Hasta ahora, únicamente hemos hablado de análisis financiero, pero ¿que ocurriría si pudiéramos incluir a nuestra toma de decisiones un análisis extra-financiero que permitiera tener información complementaria a aquella que nos muestran las cuentas de resultados y los balances? O dicho desde un punto de vista más técnico ¿podemos encontrar una fuente adicional generadora de Alpha más allá del análisis financiero de las compañías?
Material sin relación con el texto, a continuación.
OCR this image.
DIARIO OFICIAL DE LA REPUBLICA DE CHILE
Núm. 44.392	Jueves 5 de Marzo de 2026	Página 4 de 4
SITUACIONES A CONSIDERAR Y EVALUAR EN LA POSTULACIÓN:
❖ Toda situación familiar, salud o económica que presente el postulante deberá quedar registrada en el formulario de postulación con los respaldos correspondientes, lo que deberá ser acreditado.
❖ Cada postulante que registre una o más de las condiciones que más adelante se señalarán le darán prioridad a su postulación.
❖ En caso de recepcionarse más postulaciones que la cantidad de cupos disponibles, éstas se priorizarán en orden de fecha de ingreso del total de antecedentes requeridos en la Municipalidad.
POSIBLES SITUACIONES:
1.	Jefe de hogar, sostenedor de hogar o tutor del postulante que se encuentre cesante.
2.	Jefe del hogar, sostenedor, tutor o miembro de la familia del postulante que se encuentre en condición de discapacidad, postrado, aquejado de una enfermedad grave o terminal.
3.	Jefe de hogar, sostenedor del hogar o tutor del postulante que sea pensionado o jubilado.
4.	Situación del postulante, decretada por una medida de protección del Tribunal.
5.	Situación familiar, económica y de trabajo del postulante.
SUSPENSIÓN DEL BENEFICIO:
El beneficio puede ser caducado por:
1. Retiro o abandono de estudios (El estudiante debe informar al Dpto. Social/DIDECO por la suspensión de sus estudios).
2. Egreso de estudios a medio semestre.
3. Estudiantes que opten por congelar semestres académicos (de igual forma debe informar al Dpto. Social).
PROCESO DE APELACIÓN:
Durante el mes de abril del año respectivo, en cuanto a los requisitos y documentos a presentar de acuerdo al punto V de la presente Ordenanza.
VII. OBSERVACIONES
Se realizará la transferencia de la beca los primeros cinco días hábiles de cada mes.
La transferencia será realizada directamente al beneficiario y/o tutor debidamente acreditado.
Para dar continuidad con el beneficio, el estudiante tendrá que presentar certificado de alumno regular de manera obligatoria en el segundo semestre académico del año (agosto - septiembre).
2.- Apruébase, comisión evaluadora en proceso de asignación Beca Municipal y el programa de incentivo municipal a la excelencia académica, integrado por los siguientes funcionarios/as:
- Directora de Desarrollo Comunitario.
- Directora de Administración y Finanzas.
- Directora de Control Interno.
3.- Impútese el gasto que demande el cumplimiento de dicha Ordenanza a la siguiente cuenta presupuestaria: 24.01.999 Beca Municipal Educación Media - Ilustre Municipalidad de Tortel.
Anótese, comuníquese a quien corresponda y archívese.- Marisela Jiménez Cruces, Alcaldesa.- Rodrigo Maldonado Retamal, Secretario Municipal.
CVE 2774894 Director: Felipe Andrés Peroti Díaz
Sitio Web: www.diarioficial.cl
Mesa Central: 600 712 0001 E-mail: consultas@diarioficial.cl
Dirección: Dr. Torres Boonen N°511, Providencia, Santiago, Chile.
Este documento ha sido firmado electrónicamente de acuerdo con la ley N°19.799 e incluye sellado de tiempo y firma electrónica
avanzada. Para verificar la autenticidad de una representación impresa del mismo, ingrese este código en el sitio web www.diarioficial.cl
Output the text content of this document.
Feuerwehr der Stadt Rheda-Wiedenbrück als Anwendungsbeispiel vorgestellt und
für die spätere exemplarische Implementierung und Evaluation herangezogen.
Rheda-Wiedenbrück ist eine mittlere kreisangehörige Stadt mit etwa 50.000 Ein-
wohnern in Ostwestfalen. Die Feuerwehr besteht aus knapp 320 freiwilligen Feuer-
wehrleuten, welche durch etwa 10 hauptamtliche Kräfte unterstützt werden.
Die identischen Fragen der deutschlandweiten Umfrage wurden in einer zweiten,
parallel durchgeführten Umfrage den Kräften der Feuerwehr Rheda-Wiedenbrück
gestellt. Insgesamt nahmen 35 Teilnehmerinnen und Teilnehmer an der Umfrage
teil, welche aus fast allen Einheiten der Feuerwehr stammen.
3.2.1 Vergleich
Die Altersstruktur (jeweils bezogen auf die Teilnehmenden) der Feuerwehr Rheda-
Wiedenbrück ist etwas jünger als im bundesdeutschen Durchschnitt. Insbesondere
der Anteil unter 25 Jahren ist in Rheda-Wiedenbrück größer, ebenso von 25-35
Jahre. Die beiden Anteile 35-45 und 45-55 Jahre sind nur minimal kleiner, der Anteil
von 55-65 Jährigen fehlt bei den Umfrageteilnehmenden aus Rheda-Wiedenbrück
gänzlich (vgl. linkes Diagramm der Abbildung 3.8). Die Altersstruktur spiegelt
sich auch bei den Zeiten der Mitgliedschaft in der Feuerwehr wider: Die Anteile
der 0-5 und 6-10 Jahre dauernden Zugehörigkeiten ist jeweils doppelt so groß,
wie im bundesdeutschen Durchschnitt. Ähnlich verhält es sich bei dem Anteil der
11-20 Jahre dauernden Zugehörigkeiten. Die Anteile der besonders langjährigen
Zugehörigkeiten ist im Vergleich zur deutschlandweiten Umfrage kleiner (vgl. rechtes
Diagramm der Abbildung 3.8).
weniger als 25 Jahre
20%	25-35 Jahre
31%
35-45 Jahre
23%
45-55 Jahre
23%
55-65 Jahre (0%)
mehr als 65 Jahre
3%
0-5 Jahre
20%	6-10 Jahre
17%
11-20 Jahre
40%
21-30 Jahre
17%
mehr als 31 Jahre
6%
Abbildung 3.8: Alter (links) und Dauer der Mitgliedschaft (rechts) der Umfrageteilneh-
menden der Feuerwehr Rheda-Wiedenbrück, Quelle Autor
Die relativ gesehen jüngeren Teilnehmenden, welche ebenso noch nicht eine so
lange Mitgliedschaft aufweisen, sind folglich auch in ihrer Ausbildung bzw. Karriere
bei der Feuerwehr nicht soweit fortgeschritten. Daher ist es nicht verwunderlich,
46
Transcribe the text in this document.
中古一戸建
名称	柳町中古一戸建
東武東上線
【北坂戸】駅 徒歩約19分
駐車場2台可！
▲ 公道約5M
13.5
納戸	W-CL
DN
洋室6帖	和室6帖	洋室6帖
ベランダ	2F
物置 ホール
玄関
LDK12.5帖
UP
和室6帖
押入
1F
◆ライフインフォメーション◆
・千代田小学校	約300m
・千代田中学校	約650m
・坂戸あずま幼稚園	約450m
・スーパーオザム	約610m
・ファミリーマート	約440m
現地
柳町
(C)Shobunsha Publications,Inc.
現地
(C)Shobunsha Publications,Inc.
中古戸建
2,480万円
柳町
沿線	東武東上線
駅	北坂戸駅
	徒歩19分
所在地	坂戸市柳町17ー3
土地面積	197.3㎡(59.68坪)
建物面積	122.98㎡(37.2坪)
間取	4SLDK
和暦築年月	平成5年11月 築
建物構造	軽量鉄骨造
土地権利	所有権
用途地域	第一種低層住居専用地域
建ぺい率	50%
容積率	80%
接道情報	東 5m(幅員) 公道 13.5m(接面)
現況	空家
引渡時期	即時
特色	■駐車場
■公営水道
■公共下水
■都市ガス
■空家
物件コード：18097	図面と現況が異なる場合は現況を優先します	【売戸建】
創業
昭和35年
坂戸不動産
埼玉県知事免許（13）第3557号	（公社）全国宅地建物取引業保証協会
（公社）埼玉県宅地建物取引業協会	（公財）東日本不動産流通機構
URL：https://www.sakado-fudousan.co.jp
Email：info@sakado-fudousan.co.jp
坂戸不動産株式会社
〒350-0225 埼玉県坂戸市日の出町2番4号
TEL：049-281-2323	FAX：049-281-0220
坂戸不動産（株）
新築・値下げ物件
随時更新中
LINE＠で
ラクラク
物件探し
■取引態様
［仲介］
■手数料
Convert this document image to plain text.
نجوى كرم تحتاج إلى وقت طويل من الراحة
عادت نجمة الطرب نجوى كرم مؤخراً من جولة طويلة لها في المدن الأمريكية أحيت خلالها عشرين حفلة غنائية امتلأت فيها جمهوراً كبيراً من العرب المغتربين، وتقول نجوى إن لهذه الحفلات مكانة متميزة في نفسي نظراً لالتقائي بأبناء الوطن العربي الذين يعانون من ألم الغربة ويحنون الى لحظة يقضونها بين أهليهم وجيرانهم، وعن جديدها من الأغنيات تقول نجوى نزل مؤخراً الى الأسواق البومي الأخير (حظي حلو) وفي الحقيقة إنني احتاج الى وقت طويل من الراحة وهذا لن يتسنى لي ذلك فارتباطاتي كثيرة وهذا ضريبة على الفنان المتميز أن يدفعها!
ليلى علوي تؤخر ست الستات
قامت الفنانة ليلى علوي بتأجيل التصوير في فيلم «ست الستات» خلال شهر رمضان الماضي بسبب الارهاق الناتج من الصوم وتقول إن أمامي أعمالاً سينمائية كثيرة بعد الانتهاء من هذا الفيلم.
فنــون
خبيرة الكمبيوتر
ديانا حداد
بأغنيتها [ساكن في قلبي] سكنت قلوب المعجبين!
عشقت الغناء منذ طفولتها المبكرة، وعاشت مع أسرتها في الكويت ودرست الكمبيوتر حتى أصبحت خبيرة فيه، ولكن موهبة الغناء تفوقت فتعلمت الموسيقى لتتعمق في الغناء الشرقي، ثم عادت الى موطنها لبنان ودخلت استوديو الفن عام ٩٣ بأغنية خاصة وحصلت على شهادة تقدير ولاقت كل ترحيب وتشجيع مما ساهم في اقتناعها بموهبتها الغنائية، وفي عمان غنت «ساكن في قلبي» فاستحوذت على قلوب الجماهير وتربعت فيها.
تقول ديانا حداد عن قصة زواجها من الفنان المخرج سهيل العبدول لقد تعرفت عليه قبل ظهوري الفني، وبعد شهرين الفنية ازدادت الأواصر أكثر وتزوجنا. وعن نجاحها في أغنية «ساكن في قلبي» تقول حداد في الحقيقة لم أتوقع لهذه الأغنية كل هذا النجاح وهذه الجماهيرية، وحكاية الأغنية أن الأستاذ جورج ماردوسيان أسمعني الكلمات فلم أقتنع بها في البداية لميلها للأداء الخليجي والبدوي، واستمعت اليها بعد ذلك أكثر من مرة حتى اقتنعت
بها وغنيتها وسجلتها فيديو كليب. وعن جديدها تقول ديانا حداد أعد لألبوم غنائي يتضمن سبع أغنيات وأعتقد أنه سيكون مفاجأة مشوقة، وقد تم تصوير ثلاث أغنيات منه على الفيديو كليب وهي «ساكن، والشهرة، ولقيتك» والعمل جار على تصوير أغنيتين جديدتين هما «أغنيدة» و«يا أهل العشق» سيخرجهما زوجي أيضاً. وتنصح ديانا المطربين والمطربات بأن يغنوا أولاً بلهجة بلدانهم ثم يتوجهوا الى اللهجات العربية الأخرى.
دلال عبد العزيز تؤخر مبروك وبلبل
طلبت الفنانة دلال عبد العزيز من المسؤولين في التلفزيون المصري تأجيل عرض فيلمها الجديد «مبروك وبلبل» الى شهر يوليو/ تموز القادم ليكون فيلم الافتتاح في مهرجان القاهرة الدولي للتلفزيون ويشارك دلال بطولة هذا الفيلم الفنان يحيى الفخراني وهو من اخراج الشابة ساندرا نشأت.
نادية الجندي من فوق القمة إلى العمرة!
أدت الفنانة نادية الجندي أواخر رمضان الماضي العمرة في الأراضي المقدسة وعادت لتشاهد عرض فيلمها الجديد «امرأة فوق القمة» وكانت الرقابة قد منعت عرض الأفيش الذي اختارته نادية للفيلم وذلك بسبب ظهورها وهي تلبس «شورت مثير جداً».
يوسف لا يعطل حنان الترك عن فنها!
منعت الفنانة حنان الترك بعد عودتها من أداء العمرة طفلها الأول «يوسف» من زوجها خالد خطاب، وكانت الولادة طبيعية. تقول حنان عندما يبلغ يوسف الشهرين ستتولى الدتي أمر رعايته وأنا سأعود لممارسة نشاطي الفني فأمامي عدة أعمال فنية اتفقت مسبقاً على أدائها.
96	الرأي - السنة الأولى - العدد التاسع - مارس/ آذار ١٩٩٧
La gestión ISR (Inversión Socialmente Responsable), lejos de ser una rémora en las rentabilidades, pretende integrar el análisis no financiero dentro del análisis financiero tradicional, a través de tres parámetros: Medio Ambiente, Social y Gobierno Corporativo (ESG por sus siglas en inglés). La ISR es, por excelencia, un instrumento financiero y económico privilegiado, ya que responsabiliza colectivamente al conjunto de los protagonistas de la cadena (inversores, ahorradores, emisores, financieros…). Al generar factores externos positivos (sociales y medioambientales), el planteamiento de la ISR amplía el espectro del análisis de los riesgos y oportunidades de la creación de valor. Si bien a corto plazo no permite apreciar un mejor comportamiento con relación al enfoque tradicional, debido a una diferente medida de los  beneficios a largo plazo (aún por concretar), si que constituye un indicador avanzado en términos de gestión de riesgos y de creación de valor añadido en favor del inversor y de toda la colectividad.

Es decir, integrando criterios ESG en nuestro análisis somos capaces de identificar un Alpha que mediante la gestión financiera tradicional no podemos.

Lo que hemos observado a lo largo del tiempo es una mejora sensible del binomio rentabilidad /riesgo de las inversiones en todo tipo de escenarios, especialmente en entornos de elevada volatilidad.